Daniel deglutì a fatica.
“Quindi non mi aiuterai?”
“Non ho detto questo.”
Aprì una piccola scatola di legno e ne estrasse una vecchia cartella piena di documenti.
«Questi erano i nostri progetti incompiuti», disse. «Idee di cui voi ridevate.»
Daniel sfogliò le pagine.
Il suo cuore perse un battito.
Si trattava di una strategia globale volta a trasformare l’azienda in un leader mondiale nel settore delle tecnologie sostenibili.
“È geniale”, sussurrò.
“Dieci anni fa era una cosa geniale”, rispose lei.
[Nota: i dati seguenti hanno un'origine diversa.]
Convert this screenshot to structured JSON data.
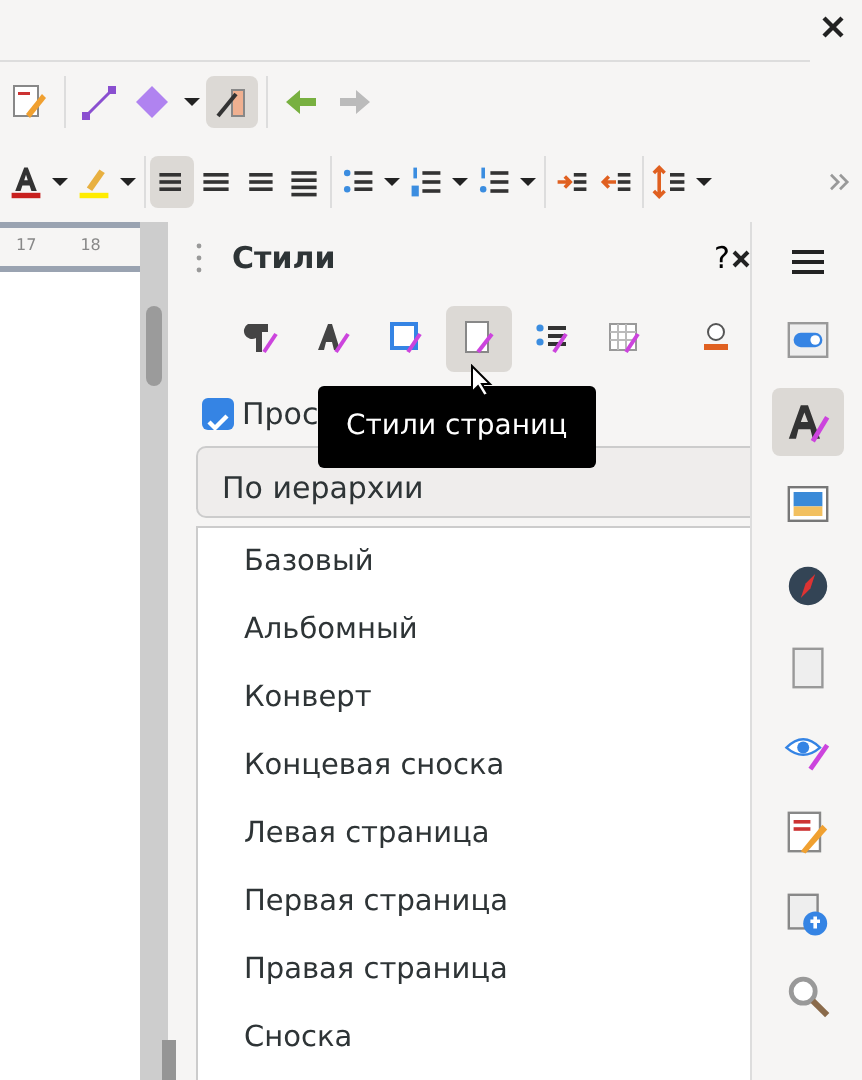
{
  "toolbar_top": [
    {
      "kind": "edit-doc",
      "selected": false
    },
    {
      "kind": "line",
      "selected": false
    },
    {
      "kind": "shape",
      "selected": false
    },
    {
      "kind": "dropdown",
      "selected": false
    },
    {
      "kind": "brush",
      "selected": true
    },
    {
      "kind": "back",
      "selected": false
    },
    {
      "kind": "forward",
      "selected": false
    }
  ],
  "toolbar_format": [
    {
      "kind": "font-color",
      "selected": false
    },
    {
      "kind": "dropdown",
      "selected": false
    },
    {
      "kind": "highlight",
      "selected": false
    },
    {
      "kind": "dropdown",
      "selected": false
    },
    {
      "kind": "align-left",
      "selected": true
    },
    {
      "kind": "align-center",
      "selected": false
    },
    {
      "kind": "align-right",
      "selected": false
    },
    {
      "kind": "justify",
      "selected": false
    },
    {
      "kind": "bullets",
      "selected": false
    },
    {
      "kind": "dropdown",
      "selected": false
    },
    {
      "kind": "numbering",
      "selected": false
    },
    {
      "kind": "dropdown",
      "selected": false
    },
    {
      "kind": "outline",
      "selected": false
    },
    {
      "kind": "dropdown",
      "selected": false
    },
    {
      "kind": "indent",
      "selected": false
    },
    {
      "kind": "outdent",
      "selected": false
    },
    {
      "kind": "spacing",
      "selected": false
    },
    {
      "kind": "dropdown",
      "selected": false
    },
    {
      "kind": "more",
      "selected": false
    }
  ],
  "ruler": [
    "17",
    "18"
  ],
  "styles_panel": {
    "title": "Стили",
    "help": "?",
    "families": [
      {
        "kind": "paragraph",
        "selected": false
      },
      {
        "kind": "character",
        "selected": false
      },
      {
        "kind": "frame",
        "selected": false
      },
      {
        "kind": "page",
        "selected": true
      },
      {
        "kind": "list",
        "selected": false
      },
      {
        "kind": "table",
        "selected": false
      },
      {
        "kind": "fill",
        "selected": false
      }
    ],
    "tooltip": "Стили страниц",
    "preview": {
      "label": "Прос",
      "checked": true
    },
    "filter": "По иерархии",
    "styles": [
      "Базовый",
      "Альбомный",
      "Конверт",
      "Концевая сноска",
      "Левая страница",
      "Первая страница",
      "Правая страница",
      "Сноска"
    ]
  },
  "sidebar": [
    {
      "kind": "properties",
      "selected": false
    },
    {
      "kind": "styles",
      "selected": true
    },
    {
      "kind": "gallery",
      "selected": false
    },
    {
      "kind": "navigator",
      "selected": false
    },
    {
      "kind": "page",
      "selected": false
    },
    {
      "kind": "inspector",
      "selected": false
    },
    {
      "kind": "manage-changes",
      "selected": false
    },
    {
      "kind": "accessibility",
      "selected": false
    },
    {
      "kind": "find",
      "selected": false
    }
  ]
}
“Ma forse posso ancora salvare la vostra azienda… se siete disposti a cambiare.”
Nelle settimane successive, Daniel affittò una piccola casa nelle vicinanze.
Tornarono a lavorare fianco a fianco.
Ma Emily era cambiata.
Non parlava più solo di profitti.
Ha parlato di bambini senza scuola. Famiglie senza acqua potabile. Anziani senza medici.
Inizialmente Daniel ascoltò educatamente.
Poi cominciò a vederlo con i propri occhi.
Un giorno aiutò a riparare il tetto di un vicino.
Un altro giorno, insieme al signor Harris, portò dei secchi d’acqua.
Per la prima volta nella sua vita, la stanchezza derivante da un lavoro onesto gli sembrò stranamente appagante.
A poco a poco, l’azienda ha iniziato a riprendersi grazie al piano sostenibile di Emily.
Ma il vero cambiamento stava avvenendo dentro Daniele.